On Sept. 9, Brown released his third studio album, a 17 track record entitled Different Man. The record title is quite personal, withRolling Stone attributing the title to Brown’s biracial heritage making him different from the majority of the country industry.
Brown’s heritage isn’t the only thing setting him apart from other country artists though. Using both 90s country and hip-hop inspirations, Brown has spent his career fusing the two genres, creating a hip-hop/country/pop hybrid.
While this genre-blending is evident on his previous two records, it seems more prevalent on this 2022 installment. Brown manages to drift out of his lane throughout while remaining true to himself and his sound.
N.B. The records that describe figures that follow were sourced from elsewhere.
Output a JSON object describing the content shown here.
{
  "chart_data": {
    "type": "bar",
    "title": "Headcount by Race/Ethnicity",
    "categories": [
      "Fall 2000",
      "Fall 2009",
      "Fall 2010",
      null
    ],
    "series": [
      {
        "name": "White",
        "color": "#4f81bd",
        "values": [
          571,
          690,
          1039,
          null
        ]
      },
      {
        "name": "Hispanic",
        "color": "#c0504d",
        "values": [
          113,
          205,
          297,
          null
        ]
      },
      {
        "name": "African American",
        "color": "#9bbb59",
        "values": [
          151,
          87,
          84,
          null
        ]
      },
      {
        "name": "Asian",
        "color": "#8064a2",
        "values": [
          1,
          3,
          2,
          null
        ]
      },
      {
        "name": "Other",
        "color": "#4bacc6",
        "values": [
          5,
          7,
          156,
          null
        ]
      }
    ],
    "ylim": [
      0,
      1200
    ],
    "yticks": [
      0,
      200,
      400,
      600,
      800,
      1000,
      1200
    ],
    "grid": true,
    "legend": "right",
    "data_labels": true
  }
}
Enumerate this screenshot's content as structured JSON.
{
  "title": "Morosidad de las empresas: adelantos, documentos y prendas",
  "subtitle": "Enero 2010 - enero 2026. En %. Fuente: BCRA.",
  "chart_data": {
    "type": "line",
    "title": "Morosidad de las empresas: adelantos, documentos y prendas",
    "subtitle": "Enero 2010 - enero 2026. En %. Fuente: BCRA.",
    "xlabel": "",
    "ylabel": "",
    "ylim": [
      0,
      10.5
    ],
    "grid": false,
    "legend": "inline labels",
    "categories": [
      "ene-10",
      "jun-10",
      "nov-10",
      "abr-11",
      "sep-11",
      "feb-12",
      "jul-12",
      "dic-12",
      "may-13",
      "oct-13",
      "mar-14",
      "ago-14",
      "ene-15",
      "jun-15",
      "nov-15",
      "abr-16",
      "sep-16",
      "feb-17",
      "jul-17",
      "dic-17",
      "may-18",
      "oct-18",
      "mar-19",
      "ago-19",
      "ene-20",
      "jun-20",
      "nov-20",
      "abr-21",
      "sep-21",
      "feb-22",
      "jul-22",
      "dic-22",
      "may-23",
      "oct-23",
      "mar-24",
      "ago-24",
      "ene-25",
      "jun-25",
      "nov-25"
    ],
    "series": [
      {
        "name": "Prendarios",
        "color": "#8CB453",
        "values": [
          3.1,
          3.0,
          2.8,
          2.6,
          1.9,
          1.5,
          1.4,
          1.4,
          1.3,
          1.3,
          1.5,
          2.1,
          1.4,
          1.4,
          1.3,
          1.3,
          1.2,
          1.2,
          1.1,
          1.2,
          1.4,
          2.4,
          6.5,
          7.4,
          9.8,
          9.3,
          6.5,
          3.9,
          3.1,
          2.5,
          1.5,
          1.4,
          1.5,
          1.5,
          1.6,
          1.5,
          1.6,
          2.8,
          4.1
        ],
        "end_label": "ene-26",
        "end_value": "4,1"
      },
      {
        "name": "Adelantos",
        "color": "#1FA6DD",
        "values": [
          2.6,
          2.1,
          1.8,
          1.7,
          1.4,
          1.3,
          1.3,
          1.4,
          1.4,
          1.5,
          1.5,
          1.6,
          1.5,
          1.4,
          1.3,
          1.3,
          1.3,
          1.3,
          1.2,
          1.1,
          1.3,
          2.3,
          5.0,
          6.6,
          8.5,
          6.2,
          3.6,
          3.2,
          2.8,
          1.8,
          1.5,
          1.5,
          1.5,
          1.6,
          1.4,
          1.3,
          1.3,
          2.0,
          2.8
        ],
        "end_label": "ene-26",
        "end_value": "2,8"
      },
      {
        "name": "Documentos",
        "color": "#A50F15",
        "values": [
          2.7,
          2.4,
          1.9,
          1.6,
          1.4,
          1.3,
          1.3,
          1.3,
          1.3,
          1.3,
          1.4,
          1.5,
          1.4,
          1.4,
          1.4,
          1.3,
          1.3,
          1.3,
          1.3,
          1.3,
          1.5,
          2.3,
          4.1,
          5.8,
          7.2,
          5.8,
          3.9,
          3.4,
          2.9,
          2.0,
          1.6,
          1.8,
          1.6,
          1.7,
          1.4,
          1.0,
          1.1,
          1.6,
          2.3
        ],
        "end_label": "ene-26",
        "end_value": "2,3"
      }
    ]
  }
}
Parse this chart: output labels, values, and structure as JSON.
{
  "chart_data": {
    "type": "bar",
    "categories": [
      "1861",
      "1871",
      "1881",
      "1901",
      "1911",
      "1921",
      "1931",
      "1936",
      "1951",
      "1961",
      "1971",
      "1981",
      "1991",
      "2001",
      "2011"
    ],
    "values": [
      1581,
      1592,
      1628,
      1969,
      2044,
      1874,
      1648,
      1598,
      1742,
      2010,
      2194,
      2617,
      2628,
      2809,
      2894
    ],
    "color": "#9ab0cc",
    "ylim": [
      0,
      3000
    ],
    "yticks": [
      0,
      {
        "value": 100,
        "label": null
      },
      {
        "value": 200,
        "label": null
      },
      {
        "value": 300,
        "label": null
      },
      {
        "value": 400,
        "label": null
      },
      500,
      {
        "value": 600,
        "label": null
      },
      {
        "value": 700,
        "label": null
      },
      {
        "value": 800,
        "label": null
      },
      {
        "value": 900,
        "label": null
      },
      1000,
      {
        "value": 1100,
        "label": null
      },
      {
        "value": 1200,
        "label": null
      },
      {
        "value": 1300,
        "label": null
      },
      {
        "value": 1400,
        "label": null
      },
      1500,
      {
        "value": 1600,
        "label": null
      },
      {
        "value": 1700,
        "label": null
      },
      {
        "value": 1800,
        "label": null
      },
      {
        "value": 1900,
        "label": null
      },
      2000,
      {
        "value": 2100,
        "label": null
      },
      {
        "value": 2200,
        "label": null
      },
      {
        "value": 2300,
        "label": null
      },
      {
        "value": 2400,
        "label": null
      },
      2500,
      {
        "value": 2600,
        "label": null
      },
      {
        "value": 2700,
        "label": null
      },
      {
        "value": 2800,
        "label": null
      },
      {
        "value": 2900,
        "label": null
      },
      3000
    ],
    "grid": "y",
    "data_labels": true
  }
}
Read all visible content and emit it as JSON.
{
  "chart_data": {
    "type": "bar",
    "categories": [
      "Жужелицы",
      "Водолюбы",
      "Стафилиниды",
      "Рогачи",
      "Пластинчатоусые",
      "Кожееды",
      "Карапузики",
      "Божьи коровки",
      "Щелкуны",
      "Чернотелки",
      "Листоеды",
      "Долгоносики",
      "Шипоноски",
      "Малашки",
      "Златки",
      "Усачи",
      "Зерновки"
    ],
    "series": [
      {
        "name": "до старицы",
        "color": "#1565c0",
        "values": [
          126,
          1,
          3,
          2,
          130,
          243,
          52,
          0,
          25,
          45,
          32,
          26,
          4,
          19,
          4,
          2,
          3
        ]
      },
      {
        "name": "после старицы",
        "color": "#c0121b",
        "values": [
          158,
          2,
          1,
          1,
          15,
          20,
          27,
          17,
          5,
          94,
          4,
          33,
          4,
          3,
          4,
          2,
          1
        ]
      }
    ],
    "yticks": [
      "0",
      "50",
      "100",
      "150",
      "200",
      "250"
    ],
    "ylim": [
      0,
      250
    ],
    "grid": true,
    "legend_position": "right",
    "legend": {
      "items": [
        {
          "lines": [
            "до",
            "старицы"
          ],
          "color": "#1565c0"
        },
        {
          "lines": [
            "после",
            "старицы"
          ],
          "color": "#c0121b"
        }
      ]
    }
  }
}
The opening track “Bury Me in Georgia,” is a heavy country stomper. Throughout this song, Brown pays homage to the state in which he was raised, begging to be buried there when he dies. Instrumentally and melodically, it reminisces “God’s Country,” Blake Shelton’s popular 2019 song.
Speaking of Shelton, the title track to Brown’s album is shared as a collaboration with him. Throughout “Different Man” Brown and Shelton sing passionately about being different, leaving their small town upbringings in favor of lights, big stages and fame.
“Different Man” isn’t the only collaboration on the album. The record’s seventh track, “Thank God,” is shared as a duet between Brown and his wife Katelyn. The song is accompanied by a mellow (slightly folky) guitar plucking and features beautiful lyrics about finding true love and thanking God for establishing the relationship.
Brown also notably takes some risks on this album as well. The song “Grand” is probably the most different, as it features hip-hop styled instrumentation and flows almost like a Lil Nas X song. “Drunk or Dreaming” is another outlier, featuring pop undertones like a Morgan Wallen song, but also island vibes like Zac Brown’s “Castaway.”
However, for all the naysayers who claim Brown has completely abandoned the country genre, there are some traditional country tunes on Different Man. One of the most obvious is “Like I Love Country Music” in which Brown confesses his love for his wife, equating it to his love for country music. It sounds like a song any country artist could sing, although perhaps best suited for someone like Chris Jansen or Florida Georgia Line.
The album comes full circle with the closing track “Dear Georgia.” In this bookend track, Brown once again makes an enjoyable song for his hometown, but this time it acts more as a love letter. Additionally, it is a lot mellower than the raucous opener, closing the album on a quiet but sentimental note.
Without a doubt, Different Man exemplifies what the title says. Brown proves he is a man who is not afraid to be himself in a genre that sometimes seems to be too traditional and “closed off” to different kinds of music. There’s something in here for everyone, whether you prefer conventional country or more of a pop vibe. Out of ten stars, Different Man warrants 7 in my book.